If you read something that fits in well with your current framework of beliefs, the chances are good that you’ll learn something new, and integrate a new piece of knowledge with what you already know.  But the chance that you’ll be moved to change and grow are close to zero.

If you read something that doesn’t fit with what you presently know and believe, chances are good that you’ll disbelieve it, you’ll forget the information, or put it out of your mind.  But in the rare event that you believe it, take it in and integrate it, the potential for change and growth and personal transformation is high.

Inevitably, most of what we read is in the first category, and rightly so.  But don’t limit your reading to the familiar and the comfortable.  Once or twice a week, take in something that you deeply disagree with.  Read something that you know in advance is wrong and misguided, even morally depraved.

Let yourself take it in.  How would you answer someone who thinks this way?  What would you say to him to win him over to your own perspective?  If he attacked your beliefs at their most vulnerable point, how would you defend yourself?

If appropriate, you might take a step further:  If I had the same life experiences as this person, would my beliefs be like his?  Who do I know who has changed over the years from a perspective like this one to a perspective like mine?  Who do I know who has changed in the other direction, starting from beliefs that agree with my present views, evolving toward these alien ideas that I just read?

— Josh Mitteldorf

New Year’s Resolution

By and large, willpower doesn’t work.
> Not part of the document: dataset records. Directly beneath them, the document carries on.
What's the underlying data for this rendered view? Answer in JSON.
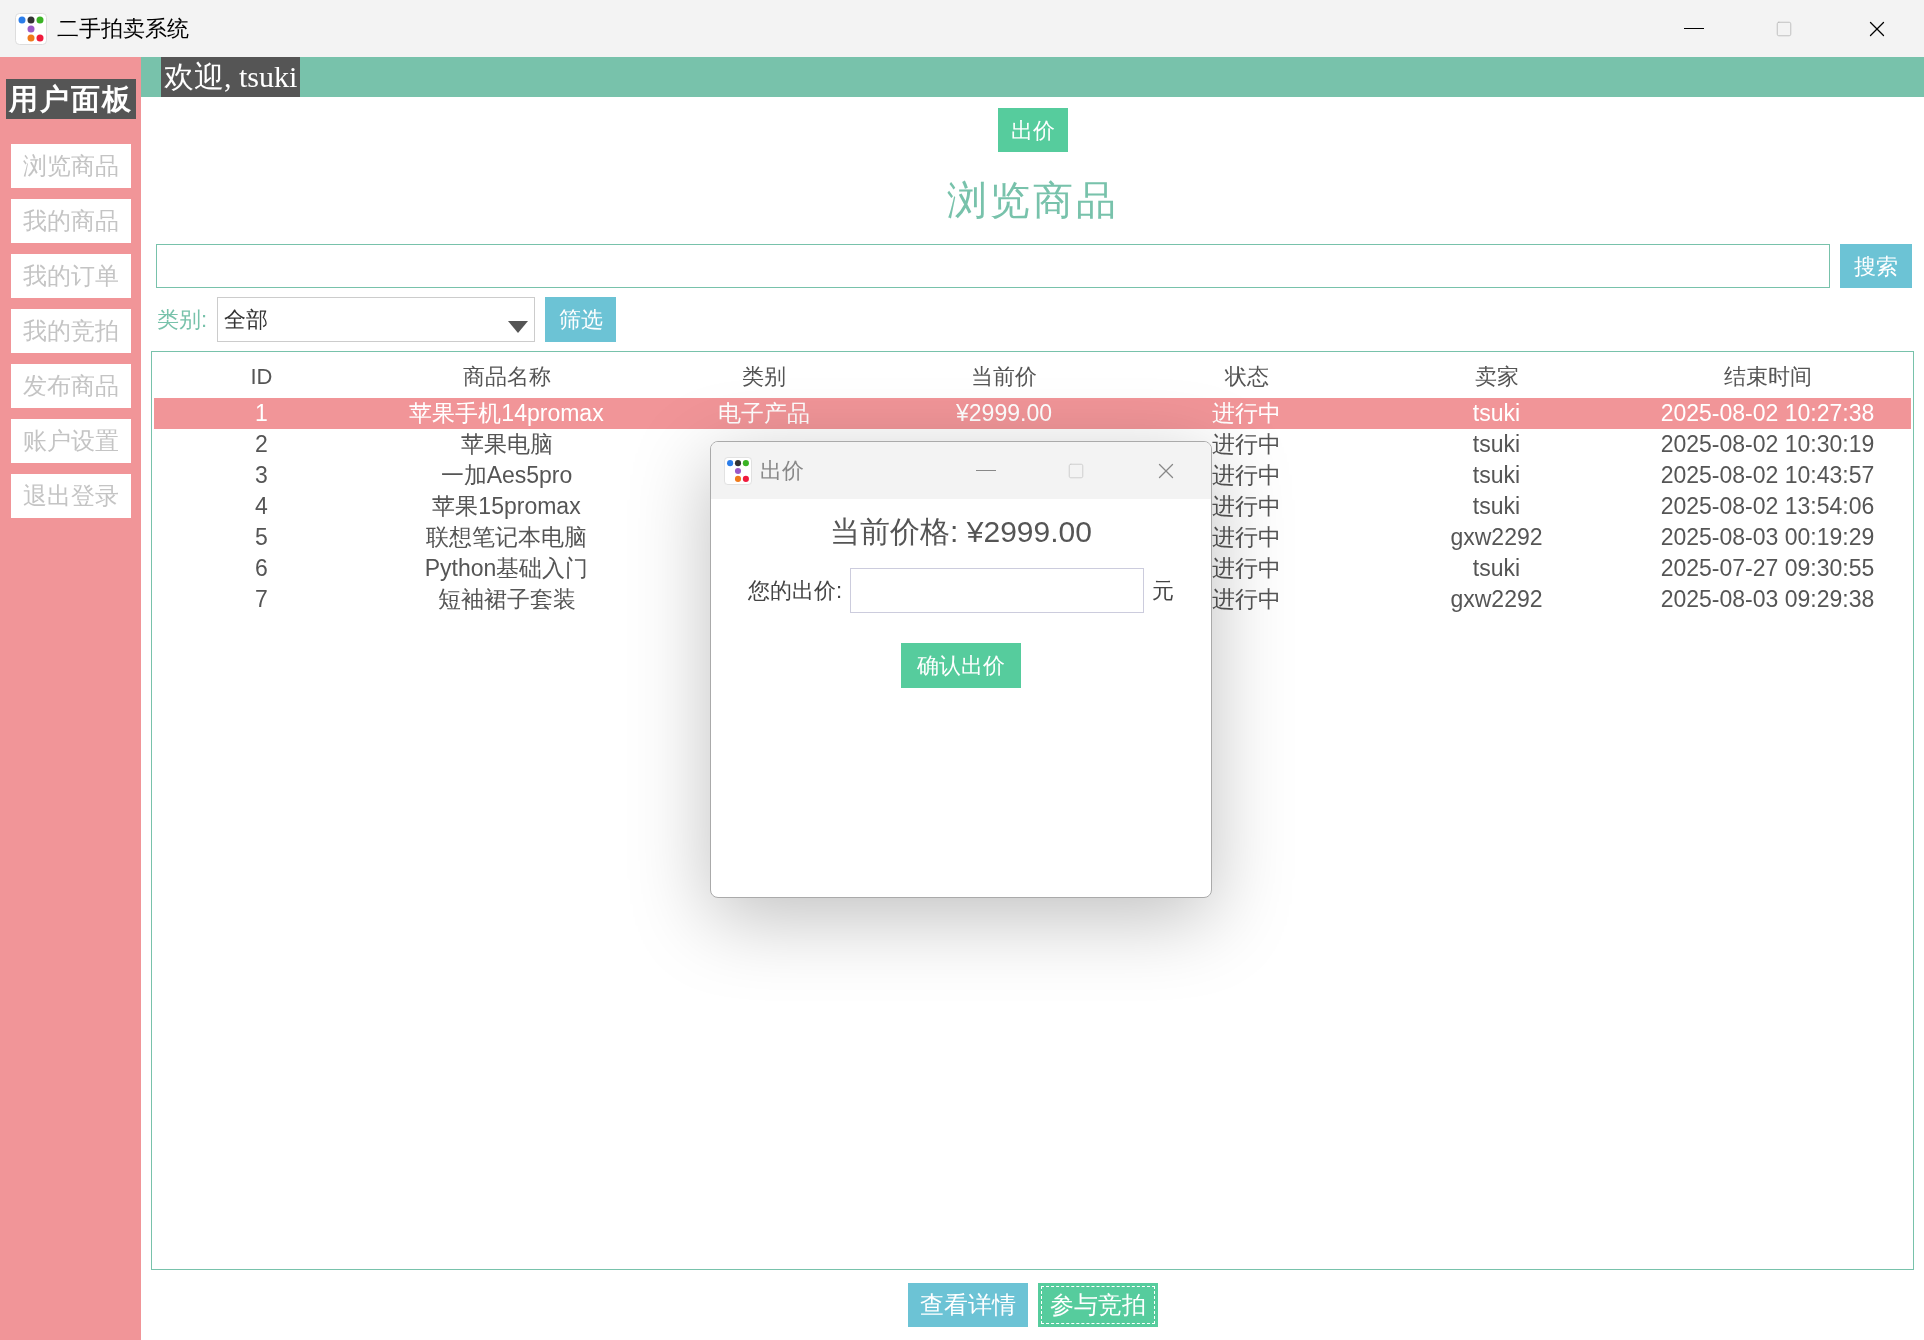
{
  "window": {
    "title": "二手拍卖系统"
  },
  "sidebar": {
    "title": "用户面板",
    "items": [
      {
        "label": "浏览商品"
      },
      {
        "label": "我的商品"
      },
      {
        "label": "我的订单"
      },
      {
        "label": "我的竞拍"
      },
      {
        "label": "发布商品"
      },
      {
        "label": "账户设置"
      },
      {
        "label": "退出登录"
      }
    ]
  },
  "welcome": "欢迎, tsuki",
  "bid_button": "出价",
  "page_title": "浏览商品",
  "search": {
    "button": "搜索"
  },
  "filter": {
    "label": "类别:",
    "value": "全部",
    "button": "筛选"
  },
  "table": {
    "columns": [
      "ID",
      "商品名称",
      "类别",
      "当前价",
      "状态",
      "卖家",
      "结束时间"
    ],
    "rows": [
      {
        "selected": true,
        "cells": [
          "1",
          "苹果手机14promax",
          "电子产品",
          "¥2999.00",
          "进行中",
          "tsuki",
          "2025-08-02 10:27:38"
        ]
      },
      {
        "selected": false,
        "cells": [
          "2",
          "苹果电脑",
          null,
          null,
          "进行中",
          "tsuki",
          "2025-08-02 10:30:19"
        ]
      },
      {
        "selected": false,
        "cells": [
          "3",
          "一加Aes5pro",
          null,
          null,
          "进行中",
          "tsuki",
          "2025-08-02 10:43:57"
        ]
      },
      {
        "selected": false,
        "cells": [
          "4",
          "苹果15promax",
          null,
          null,
          "进行中",
          "tsuki",
          "2025-08-02 13:54:06"
        ]
      },
      {
        "selected": false,
        "cells": [
          "5",
          "联想笔记本电脑",
          null,
          null,
          "进行中",
          "gxw2292",
          "2025-08-03 00:19:29"
        ]
      },
      {
        "selected": false,
        "cells": [
          "6",
          "Python基础入门",
          null,
          null,
          "进行中",
          "tsuki",
          "2025-07-27 09:30:55"
        ]
      },
      {
        "selected": false,
        "cells": [
          "7",
          "短袖裙子套装",
          null,
          null,
          "进行中",
          "gxw2292",
          "2025-08-03 09:29:38"
        ]
      }
    ]
  },
  "bottom_buttons": [
    {
      "label": "查看详情",
      "kind": "detail"
    },
    {
      "label": "参与竞拍",
      "kind": "bid"
    }
  ],
  "dialog": {
    "title": "出价",
    "current_price": "当前价格: ¥2999.00",
    "bid_label": "您的出价:",
    "unit": "元",
    "confirm": "确认出价"
  }
}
When you’re ready for a new habit, it will become difficult, then impossible to maintain the old one.  In fact, one good application of willpower is to force yourself to continue in an old habit that feels wrong, to allow yourself to feel deeply the motivation to change.

When people set out to lose weight by sticking to a diet, over 95% of them fail. Most actually gain weight after a short initial period of success.  Feeling like a failure is part of the pattern that keeps the weight in place, and the harder you try to force yourself, the greater the resistance.

Other attempts to impose change on yourself are almost as futile.  Perhaps you can encourage growth and transformation by focusing more awareness on your moment-to-moment experience.  But to some extent, even focused awareness is a gift.

Resolve nothing.  You are already on exactly the right path, even if you don’t know where it is taking you along the way.